Il a fallu environ 5 ans à Joseph Staline de 1924 à 1929 pour mettre en place un régime totalitaire. Il a fallu environ le même temps à Hitler de 1933 à 1939 pour parvenir de son côté à l’instauration d’un tel régime. La dérive autoritaire de la France est constatée par les observateurs étrangers (voir courrier international). A l’intérieur des frontières, on se contente d’interpréter ces positions comme une stratégie politique, comme un sujet sécuritaire vidé de tout contenu idéologique et concret, un sujet qui n’est qu’un enjeu de la présidentielle de 2022 (Voir par exemple le traitement fait par le Huffington post). On refuse de voir les lois pour ce qu’elles sont, pour ce qu’elles impliquent dans la réalité du contrôle de la population, et on s’amuse finalement de tout cela en le ramenant aux sempiternelles querelles gauche, droite, extrême droite. On pense tant et tant que la démocratie est invulnérable qu’on s’en arrête au mot sans en chercher plus loin sa consistance dans les faits. Et pourtant la dérive d’un pouvoir se mesure aussi à l’aune de ses contre-pouvoirs : le Conseil d’Etat s’enorgueillit d’avoir fait front devant le gouvernement qui voulait contrevenir à une décision de la cours européenne sur la conservation des données (voir Le Monde) alors qu’en réalité il brode une solution sur-mesure qui en permet le contournement (voir la Quadrature du net). Ce n’est donc pas en regardant benoitement le palais des vents de la démocratie toute faite de simulacres institutionnels qu’on peut sereinement envisager les années à venir. Car cinq ans suffisaient dans les années 20 du siècle précédent pour former un régime totalitaire : combien en faut-il dans les années 20 de notre siècle ?

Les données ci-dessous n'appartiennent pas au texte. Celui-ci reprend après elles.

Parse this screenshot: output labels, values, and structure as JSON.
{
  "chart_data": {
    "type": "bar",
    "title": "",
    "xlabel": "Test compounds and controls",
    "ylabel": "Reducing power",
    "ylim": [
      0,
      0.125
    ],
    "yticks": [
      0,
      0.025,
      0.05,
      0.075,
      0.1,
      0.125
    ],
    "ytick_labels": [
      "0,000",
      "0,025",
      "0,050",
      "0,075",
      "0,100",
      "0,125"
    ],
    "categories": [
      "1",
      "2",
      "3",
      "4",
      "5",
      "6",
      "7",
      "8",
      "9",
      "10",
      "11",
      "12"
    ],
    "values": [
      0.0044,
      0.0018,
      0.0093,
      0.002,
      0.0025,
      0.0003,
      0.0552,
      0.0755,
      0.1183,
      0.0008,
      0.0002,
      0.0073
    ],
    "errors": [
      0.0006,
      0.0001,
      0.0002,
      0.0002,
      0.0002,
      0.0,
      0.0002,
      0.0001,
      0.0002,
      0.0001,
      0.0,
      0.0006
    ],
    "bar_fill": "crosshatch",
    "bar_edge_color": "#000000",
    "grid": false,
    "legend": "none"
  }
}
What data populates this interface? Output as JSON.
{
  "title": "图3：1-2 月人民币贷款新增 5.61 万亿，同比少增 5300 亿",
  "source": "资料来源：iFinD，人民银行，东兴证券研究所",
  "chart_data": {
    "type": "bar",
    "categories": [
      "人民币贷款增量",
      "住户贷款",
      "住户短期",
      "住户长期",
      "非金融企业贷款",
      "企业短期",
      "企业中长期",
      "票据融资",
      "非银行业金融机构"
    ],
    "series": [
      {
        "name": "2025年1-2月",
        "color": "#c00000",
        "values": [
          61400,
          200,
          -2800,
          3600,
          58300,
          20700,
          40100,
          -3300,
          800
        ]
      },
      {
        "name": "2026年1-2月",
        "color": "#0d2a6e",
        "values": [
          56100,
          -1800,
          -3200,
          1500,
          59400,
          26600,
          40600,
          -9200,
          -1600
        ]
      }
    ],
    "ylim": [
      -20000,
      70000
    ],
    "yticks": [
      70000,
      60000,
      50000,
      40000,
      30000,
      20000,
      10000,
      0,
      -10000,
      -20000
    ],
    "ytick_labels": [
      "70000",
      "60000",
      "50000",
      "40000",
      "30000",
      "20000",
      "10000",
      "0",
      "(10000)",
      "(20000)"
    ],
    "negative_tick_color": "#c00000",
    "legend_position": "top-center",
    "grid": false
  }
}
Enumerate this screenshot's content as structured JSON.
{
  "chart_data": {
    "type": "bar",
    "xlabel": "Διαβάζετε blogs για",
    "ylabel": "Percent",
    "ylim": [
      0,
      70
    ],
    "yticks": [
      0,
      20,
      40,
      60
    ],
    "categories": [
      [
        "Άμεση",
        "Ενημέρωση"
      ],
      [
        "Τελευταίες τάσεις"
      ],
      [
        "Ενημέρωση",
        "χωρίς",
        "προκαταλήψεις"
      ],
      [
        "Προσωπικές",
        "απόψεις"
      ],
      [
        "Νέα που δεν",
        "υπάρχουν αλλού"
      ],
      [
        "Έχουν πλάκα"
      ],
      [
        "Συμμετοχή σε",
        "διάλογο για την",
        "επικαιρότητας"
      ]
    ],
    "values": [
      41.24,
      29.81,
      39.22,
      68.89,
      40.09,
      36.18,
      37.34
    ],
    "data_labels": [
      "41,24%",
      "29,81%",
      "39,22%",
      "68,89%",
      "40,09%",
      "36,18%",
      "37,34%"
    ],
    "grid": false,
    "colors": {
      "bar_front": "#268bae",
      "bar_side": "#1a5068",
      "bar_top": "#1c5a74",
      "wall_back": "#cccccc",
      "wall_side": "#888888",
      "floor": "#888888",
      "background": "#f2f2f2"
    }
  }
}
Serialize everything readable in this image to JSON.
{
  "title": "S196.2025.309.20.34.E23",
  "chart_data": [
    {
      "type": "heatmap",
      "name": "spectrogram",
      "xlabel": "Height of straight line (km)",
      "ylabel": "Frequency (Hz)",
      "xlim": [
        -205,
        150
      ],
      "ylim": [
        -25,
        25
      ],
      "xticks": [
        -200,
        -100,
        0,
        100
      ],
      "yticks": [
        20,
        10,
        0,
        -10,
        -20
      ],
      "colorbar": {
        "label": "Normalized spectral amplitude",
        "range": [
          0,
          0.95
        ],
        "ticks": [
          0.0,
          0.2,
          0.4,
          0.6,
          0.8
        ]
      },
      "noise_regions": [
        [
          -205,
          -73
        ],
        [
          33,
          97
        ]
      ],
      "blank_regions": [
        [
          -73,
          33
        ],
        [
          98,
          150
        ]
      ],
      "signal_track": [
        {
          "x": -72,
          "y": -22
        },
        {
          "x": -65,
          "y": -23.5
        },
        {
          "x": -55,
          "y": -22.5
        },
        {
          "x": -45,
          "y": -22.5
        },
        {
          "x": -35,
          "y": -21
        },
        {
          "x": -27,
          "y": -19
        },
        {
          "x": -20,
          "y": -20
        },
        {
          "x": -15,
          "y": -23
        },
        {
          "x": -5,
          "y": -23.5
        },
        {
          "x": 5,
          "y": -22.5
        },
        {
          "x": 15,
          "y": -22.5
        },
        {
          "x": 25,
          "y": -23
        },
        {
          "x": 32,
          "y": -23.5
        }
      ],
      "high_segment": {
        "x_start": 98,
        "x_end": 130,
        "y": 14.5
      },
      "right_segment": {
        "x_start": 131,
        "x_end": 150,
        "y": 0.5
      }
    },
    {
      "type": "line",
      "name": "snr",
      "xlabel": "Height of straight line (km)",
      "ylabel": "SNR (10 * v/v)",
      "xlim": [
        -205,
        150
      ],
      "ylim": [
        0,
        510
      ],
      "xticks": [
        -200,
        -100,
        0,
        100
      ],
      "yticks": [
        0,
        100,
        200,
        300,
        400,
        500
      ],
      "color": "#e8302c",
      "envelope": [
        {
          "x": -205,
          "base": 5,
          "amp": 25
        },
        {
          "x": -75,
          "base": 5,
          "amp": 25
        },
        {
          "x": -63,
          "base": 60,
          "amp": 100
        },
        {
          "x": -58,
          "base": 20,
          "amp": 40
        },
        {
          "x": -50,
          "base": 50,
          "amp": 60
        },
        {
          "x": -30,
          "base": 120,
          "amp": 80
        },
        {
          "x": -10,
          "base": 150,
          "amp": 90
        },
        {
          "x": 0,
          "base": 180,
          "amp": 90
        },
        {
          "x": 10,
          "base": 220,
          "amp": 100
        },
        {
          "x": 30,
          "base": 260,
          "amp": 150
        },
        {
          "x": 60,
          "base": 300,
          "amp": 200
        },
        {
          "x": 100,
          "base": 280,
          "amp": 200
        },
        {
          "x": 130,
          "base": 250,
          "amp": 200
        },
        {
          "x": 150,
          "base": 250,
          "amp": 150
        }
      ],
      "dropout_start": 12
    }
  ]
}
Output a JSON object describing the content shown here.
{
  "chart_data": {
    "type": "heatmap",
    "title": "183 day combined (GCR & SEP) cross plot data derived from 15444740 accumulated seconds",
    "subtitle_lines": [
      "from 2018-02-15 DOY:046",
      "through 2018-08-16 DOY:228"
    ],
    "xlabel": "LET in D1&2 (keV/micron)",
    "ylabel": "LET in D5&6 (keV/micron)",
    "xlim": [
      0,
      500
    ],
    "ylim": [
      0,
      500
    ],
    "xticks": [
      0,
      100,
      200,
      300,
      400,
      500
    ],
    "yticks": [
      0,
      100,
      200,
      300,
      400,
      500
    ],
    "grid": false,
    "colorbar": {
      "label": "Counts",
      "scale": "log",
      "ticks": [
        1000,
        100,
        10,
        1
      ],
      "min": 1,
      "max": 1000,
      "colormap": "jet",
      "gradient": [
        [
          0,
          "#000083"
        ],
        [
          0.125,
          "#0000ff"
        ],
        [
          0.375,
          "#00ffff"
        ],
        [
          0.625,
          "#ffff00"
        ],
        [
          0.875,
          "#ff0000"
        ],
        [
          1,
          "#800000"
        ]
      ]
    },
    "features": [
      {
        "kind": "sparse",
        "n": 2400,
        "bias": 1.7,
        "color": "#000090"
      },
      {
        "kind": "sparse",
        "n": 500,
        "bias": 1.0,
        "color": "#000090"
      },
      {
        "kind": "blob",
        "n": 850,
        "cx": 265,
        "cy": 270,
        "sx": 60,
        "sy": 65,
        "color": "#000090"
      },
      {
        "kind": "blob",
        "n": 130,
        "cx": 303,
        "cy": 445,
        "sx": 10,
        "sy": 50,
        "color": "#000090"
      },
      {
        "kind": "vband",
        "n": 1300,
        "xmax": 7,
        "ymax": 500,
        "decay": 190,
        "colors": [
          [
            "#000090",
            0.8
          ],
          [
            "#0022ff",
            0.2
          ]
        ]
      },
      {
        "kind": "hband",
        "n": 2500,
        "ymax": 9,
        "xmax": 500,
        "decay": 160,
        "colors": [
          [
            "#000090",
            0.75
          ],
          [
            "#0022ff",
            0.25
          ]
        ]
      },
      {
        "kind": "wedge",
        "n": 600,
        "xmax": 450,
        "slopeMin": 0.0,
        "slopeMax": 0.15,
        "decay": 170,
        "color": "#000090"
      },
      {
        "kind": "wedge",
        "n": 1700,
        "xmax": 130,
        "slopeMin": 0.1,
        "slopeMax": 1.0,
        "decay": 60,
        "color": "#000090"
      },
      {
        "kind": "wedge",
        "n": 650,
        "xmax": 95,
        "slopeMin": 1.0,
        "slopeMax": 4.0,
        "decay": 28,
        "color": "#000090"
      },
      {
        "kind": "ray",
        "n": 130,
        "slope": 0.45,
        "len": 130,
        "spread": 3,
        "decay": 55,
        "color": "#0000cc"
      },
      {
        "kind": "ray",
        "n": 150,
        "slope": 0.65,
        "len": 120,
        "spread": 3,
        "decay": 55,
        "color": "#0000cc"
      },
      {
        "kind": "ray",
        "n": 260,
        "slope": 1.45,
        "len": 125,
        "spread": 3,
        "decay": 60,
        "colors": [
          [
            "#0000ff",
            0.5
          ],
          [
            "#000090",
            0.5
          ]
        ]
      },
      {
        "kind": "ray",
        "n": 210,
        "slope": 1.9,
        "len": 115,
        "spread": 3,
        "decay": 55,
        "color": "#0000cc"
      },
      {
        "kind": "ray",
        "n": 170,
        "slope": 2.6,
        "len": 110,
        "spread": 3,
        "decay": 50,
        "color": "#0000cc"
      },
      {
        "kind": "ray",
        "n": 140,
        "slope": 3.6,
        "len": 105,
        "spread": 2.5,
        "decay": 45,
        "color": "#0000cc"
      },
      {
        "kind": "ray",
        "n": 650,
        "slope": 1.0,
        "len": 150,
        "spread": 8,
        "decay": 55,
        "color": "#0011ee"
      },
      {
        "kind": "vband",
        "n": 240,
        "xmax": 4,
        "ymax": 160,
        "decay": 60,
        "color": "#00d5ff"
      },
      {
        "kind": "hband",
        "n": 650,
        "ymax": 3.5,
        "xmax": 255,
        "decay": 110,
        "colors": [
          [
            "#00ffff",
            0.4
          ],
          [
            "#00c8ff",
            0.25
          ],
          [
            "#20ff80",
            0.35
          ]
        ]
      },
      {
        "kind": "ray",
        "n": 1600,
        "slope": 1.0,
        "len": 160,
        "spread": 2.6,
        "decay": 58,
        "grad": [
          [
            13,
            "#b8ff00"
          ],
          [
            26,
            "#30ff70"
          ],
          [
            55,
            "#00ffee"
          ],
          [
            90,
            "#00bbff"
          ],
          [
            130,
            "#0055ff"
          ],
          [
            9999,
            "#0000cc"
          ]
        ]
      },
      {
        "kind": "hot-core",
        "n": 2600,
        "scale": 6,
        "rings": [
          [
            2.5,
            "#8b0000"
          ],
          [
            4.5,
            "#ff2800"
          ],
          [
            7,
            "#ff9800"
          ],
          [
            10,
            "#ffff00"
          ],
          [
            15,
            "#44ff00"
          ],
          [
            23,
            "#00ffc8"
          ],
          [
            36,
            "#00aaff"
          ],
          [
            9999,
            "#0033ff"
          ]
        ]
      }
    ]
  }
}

Nous proposons dans cet article de mesurer la distance avec le pire, de mesurer où nous en sommes avec le totalitarisme. L’échelle du pire est une bonne échelle car on nous vend en ce moment l’échelle du meilleur, l’échelle du Bien absolu, du meilleur des mondes, l’hagiographie de Pangloss qui n’est plus un homme unique dans un conte mais tout un amas de gouvernants dans le monde entier. Un tel excès dans un sens mérite l’excès dans l’autre sens. Nous osons parler de la question du totalitarisme et Hannah Arendt va nous guider.
Hannah Arendt définit le totalitarisme comme « la forme de gouvernement avec laquelle la coexistence n’est pas possible » , « qui ne tolère la libre initiative dans aucun domaine de l’existence » et qui va ainsi étendre une domination au-delà de la dictature, qui vise seulement l’élimination des opposants politiques, et au-delà de la tyrannie qui soumet le peuple à un seul par la violence. Elle nous conseille d’employer le mot avec prudence, nous allons y veiller.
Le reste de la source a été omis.